1. Pengantar Filsafat Ilmu Pengetahuan: Dari David Hume sampai Thomas Kuhn.

Kelebihan buku: Buku yang ditulis oleh Akhyar Yusuf Lubis dan Dony Gahral Adian secara
spesifik menjelaskan tentang pengenalan filsafat ilmu pengetahuan. Dalam struktur
kebahasaan dan juga struktur paragraph buku ini merupakan buku yang secara keseluruhan
sangat baik. Penjelasan yang ditulis oleh penulis mudah dipahami karena menggunakan
bahasa yang baik dan jelas. Buku ini menjelaskan tentang beberapa topik namun dalam setiap
topiknya penulis fokus kepada satu hal yang sedang dibahas.

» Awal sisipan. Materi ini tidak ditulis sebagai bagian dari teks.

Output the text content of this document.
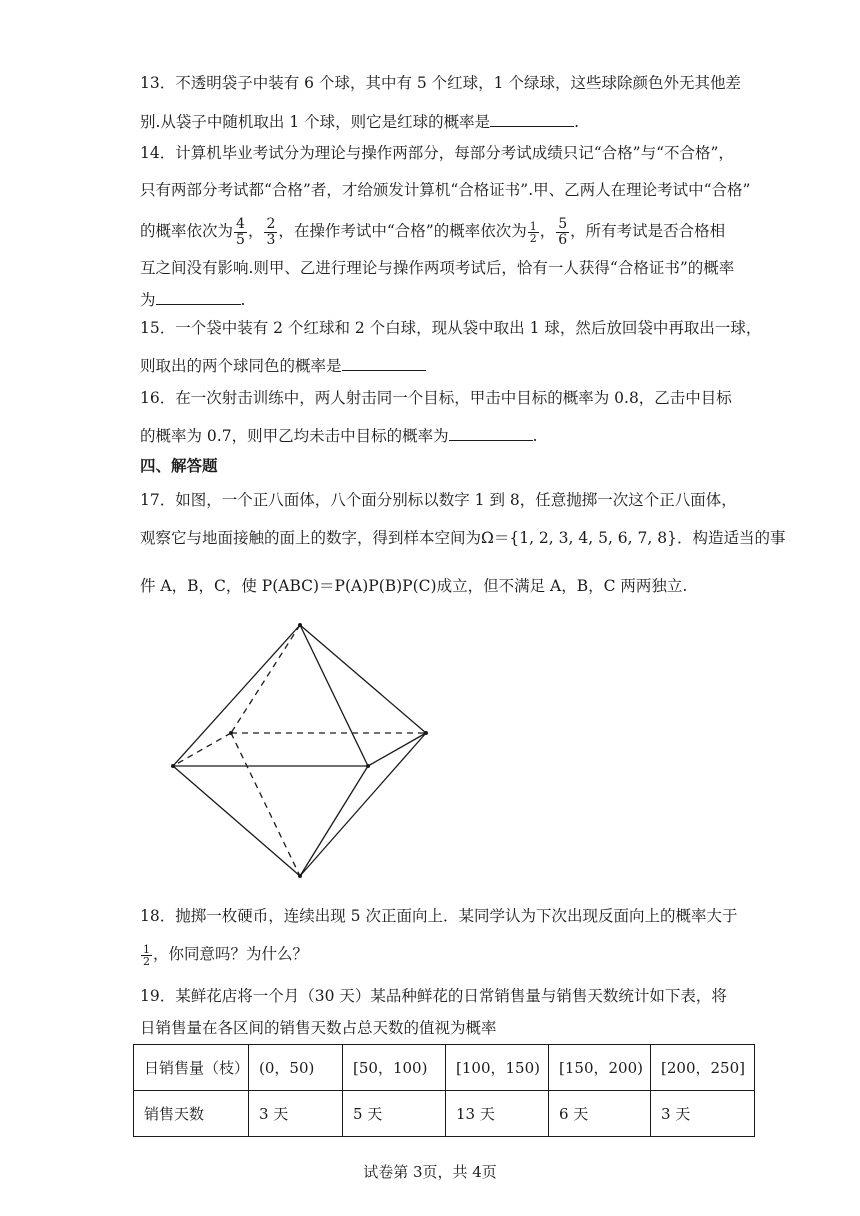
13．不透明袋子中装有 6 个球，其中有 5 个红球，1 个绿球，这些球除颜色外无其他差
别.从袋子中随机取出 1 个球，则它是红球的概率是	.
14．计算机毕业考试分为理论与操作两部分，每部分考试成绩只记“合格”与“不合格”，
只有两部分考试都“合格”者，才给颁发计算机“合格证书”.甲、乙两人在理论考试中“合格”
的概率依次为 $\frac{4}{5}$ ， $\frac{2}{3}$ ，在操作考试中“合格”的概率依次为 $\frac{1}{2}$ ， $\frac{5}{6}$ ，所有考试是否合格相
互之间没有影响.则甲、乙进行理论与操作两项考试后，恰有一人获得“合格证书”的概率
为	.
15．一个袋中装有 2 个红球和 2 个白球，现从袋中取出 1 球，然后放回袋中再取出一球，
则取出的两个球同色的概率是
16．在一次射击训练中，两人射击同一个目标，甲击中目标的概率为 0.8，乙击中目标
的概率为 0.7，则甲乙均未击中目标的概率为	.
四、解答题
17．如图，一个正八面体，八个面分别标以数字 1 到 8，任意抛掷一次这个正八面体，
观察它与地面接触的面上的数字，得到样本空间为Ω＝{1, 2, 3, 4, 5, 6, 7, 8}．构造适当的事
件 A，B，C，使 P(ABC)＝P(A)P(B)P(C)成立，但不满足 A，B，C 两两独立.
18．抛掷一枚硬币，连续出现 5 次正面向上．某同学认为下次出现反面向上的概率大于
$\frac{1}{2}$ ，你同意吗？为什么？
19．某鲜花店将一个月（30 天）某品种鲜花的日常销售量与销售天数统计如下表，将
日销售量在各区间的销售天数占总天数的值视为概率
日销售量（枝）	(0，50)	[50，100)	[100，150)	[150，200)	[200，250]
销售天数	3 天	5 天	13 天	6 天	3 天
试卷第 3页，共 4页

Kekurangan buku: karena buku ini merupakan buku filsafat buku ini akan sedikit lebih sulit
dibanding buku pengetahuan lainnya. Buku ini perlu dibaca dengan pikiran yang terbuka dan
selanjutnya dianalisa lebih lanjut.
2. Understanding Philosophy of Science (James Ladyman)
Kelebihan buku: Buku yang ditulis James Ladyman dibawakan secara lengkap dan jelas serta
dilengkapi dengan contoh dan juga ilustrasi-ilustrasinya. Buku ini membahas hal mulai dari
yang sederhana hingga yang sangat kompleks.
Kekurangan buku: pada judul buku disebutkan bahwa buku ini membahas tentang filosofi ilmu
pengetahuan yang biasanya akan sulit untuk dipahami.
Reference:

Achinstein, P. (1991) Particles and Waves, Oxford: Oxford University Press.

Adian, D. G., & Lubis, A. Y. (2011). Pengantar Filsafat Ilmu Pengetahuan: Dari David Hume sampai
Thomas Kuhn. Depok: Penerbit Koekoesan.

Ayer, A.J. (1956) The Problem of Knowledge, chapter 2, Harmondsworth, Middlesex: Penguin.

Goodman, N. (1973) Fact, Fiction and Forecast, Indianapolis: BobbsMerrill.

Hume, D. (1963) An Enquiry Concerning Human Understanding, Oxford: Oxford University Press.

Ladyman, J. (2002) Understanding Philosophy of Science, London: Routledge

Papineau, D. (1993) Philosophical Naturalism, chapter 5, Oxford: Blackwell.

Russell, B. (1912) The Problems of Philosophy, chapter 6, Oxford: Oxford University Press.

Swinburne, R. (ed.) (1974) Justification of Induction, Oxford: Oxford University Press.

Woolhouse, R.S. (1988) The Empiricists, chapter 8, Oxford: Oxford University Press.